NEW YORK (GenomeWeb) – Researchers from Danish informatics firm Intomics have completed a study detailing use of the company's protein-protein interaction network to aid in the interpretation of genomic data.
Detailed in a paper published this week in Nature Methods, the work, which was done in collaboration with scientists at Harvard University, Technical University of Denmark (TUD), and the University of Copenhagen, employed Intomics' InBio Map protein interaction network to interpret large sets of cancer and autism sequencing data and place significantly mutated genes into networks associated with these conditions.
The publication is the first public demonstration of Intomics' InBio Map network, Thomas Jensen, the company's co-founder and CEO told GenomeWeb. It comes as the Copenhagen-based firm, which launched in 2009 as a spinout from TUD, prepares to open a US office in Cambridge, Massachusetts.
At the time of submission of the Nature Methods paper, the InBio Map tool contained data on 585,843 protein-protein interactions, making it one of the largest such networks. At the time of publication, it contained 625,641 interactions, and the company has continued to add data, Jensen said.
Intomics has developed the network by collecting and integrating protein interaction data from a variety of databases covering not only humans but also a number of model organisms. Of the interactions included in the version of the network used in the recent study, 57 percent came from human experiments, 68 percent came from either mouse or human, and 95 percent came from human, mouse, rat, cow, nematode, fly, or yeast.
Integration of such heterogeneous datasets presents informatics challenges, Jensen noted, but it allows the company to generate a much larger network than were it to use human data alone.
"What we do differently from many other resources is we combine interaction data not only from multiple databases but also from multiple species," he said. "Much of the data is transferred from model organisms, because that is where a lot of new [protein-interaction] discoveries can be made."
Beyond improving the breadth of the network, use of data from multiple datasets and organisms also improves the data quality, Jensen said.
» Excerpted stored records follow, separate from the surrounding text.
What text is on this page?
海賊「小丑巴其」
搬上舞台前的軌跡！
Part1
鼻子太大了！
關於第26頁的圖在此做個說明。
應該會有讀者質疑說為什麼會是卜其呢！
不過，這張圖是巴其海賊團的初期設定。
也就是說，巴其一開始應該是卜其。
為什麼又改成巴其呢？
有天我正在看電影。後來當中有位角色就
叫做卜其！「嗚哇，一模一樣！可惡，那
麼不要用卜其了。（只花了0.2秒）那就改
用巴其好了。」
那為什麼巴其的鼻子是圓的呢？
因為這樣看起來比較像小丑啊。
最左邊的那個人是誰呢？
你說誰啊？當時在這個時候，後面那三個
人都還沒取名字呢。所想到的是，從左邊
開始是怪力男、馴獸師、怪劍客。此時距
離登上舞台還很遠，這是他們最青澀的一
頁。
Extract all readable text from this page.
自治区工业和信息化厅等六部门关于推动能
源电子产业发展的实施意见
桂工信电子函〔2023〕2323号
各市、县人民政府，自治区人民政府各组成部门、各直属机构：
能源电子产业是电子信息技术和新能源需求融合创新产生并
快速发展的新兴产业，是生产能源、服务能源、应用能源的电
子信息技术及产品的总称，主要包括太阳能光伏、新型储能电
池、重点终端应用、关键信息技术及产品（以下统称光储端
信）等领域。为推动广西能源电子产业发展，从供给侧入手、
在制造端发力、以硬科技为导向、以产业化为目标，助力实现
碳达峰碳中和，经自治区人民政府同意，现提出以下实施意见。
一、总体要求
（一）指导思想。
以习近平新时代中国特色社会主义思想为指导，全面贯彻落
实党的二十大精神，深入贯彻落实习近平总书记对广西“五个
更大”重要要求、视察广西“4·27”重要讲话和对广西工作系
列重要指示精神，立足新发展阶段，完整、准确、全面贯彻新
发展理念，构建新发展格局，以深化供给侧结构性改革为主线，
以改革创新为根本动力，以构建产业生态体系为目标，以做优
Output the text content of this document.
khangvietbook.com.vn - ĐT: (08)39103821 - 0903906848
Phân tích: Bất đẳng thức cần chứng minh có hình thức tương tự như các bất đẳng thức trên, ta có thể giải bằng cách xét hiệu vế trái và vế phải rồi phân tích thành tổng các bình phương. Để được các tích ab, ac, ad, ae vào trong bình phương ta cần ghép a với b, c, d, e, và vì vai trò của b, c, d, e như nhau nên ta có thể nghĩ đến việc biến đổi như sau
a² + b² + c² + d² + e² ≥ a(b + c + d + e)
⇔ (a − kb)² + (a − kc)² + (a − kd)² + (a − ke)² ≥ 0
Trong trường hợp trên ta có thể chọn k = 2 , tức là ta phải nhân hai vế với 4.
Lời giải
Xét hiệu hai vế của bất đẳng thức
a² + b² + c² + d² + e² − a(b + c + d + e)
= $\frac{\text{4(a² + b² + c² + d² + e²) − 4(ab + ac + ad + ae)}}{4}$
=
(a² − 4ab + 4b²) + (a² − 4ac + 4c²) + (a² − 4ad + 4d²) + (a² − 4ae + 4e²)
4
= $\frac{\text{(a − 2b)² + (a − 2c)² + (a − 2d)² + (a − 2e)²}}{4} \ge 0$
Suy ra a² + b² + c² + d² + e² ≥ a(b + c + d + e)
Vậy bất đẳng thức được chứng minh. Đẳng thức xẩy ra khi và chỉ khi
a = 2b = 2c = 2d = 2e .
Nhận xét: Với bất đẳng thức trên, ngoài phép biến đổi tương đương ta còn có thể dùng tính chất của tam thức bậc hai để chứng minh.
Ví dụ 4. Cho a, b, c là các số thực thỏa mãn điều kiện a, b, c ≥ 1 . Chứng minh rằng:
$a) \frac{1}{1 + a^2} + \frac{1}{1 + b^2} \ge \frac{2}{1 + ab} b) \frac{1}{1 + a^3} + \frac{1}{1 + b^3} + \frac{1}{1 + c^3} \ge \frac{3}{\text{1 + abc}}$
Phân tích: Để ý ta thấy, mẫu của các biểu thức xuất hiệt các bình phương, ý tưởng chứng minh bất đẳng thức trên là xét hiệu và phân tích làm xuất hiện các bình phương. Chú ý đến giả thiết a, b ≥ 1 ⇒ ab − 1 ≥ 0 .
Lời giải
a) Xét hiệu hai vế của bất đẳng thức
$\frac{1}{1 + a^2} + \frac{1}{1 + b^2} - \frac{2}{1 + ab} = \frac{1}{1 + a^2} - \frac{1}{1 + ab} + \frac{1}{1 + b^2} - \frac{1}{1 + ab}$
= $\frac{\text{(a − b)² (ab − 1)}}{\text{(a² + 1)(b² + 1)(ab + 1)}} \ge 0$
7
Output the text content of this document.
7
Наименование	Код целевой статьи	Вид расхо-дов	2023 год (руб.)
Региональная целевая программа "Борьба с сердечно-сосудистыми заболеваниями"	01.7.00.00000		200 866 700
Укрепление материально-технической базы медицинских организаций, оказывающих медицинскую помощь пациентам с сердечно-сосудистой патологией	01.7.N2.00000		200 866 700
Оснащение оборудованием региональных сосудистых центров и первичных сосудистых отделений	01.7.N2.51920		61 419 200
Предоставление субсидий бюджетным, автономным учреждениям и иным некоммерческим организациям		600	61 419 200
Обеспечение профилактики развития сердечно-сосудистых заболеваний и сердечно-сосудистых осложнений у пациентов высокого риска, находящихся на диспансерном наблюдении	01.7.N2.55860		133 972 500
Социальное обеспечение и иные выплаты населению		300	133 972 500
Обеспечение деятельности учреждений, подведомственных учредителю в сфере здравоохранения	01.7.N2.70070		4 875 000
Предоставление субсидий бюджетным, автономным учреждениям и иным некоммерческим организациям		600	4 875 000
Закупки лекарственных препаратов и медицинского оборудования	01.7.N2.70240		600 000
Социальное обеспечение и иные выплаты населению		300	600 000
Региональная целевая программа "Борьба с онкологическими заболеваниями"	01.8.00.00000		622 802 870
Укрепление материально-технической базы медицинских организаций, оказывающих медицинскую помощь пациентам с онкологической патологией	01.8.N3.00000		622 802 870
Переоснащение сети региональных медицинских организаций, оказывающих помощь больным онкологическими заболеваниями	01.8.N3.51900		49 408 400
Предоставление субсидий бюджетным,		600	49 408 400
"We score the quality and reliability of each interaction based on a number of metrics including how many different publications show the same interactions and how many different model organisms show the same interaction," he said. "These [factors] go into a reliability score that we benchmark against a small set of high-quality interactions, and we can see that by applying this approach we get much better data."
This is key due to the high percentage of false positives — typically between 30 and 50 percent — in many protein interaction experiments, Jensen said.
Protein interaction data can be useful in interpreting a variety of different omics data, allowing researchers to identify relationships and functional characteristics not apparent from looking at one form of molecular data alone. Jensen said that Intomics has had particular success in using the InBio Map tool to aid interpretation of genomics data, where techniques like next-generation sequencing have identified large numbers of mutations and variants whose biological impacts are, in many cases, unclear.
Indeed, the challenge of distinguishing between mutations with and without major biological significance is a primary goal of proteogenomics, which integrates proteomic and genomic data, allowing researchers to interpret one form of molecular data using insights from the other.
One line of thinking informing this approach holds that because proteins are the functional molecules that mediate many biological processes, a genetic mutation that leads to an actual change at the protein level is more likely to be disease-related than one that doesn't lead to protein changes.
Intomics takes a somewhat different tack, using protein interaction data to identify, for instance, molecular pathways that might be altered by a particular genetic variation or pathways common to different mutated genes.
"With omics data integration, if you do it on a scaffold of protein-protein interactions you will typically do better at filtering out the noise in the data," Jensen said. "Especially in the genetics field, we see such a large number of genetic variants, [and] the complexity in the genetics data is simply overwhelming. You have so many SNPs in an individual genome or exome that it is almost impossible to find the right combination of those variants that are important for, let's say, drug response."
Jensen added that in work with pharmaceutical clients, Intomics has used its protein interaction data to significantly improve identification of likely responders to a given drug. He cited one particular project in which he said incorporation of this data helped a firm take a drug from around a 45 percent patient response rate to a rate of around 70 percent.
In the Nature Methods paper, the researchers used the tool to place into networks 219 "significantly mutated cancer genes" identified in sequencing data from more than 4,700 tumors genomes, providing information on their potential interactions. They similarly used the tool to identify potential connections between 65 recently identified autism-linked genes.
Intomics has to date used the InBio Map network as part of its contract research work, from which it derives the bulk of its revenues. Recently, however, the company has decided to offer the network as a standalone product, Jensen said.
He noted that Intomics currently has service agreements with roughly one third of "all medium and large pharmaceutical companies in Europe," and that it is opening its new Cambridge office in response to growing demand for its services from US pharmaceutical firms. It plans to open the office in May of 2017.
Jensen said the company, which counts 20 employees and plans to expand that number in the near future, is profitable and is funding its expansion and product development using the revenues from its services business.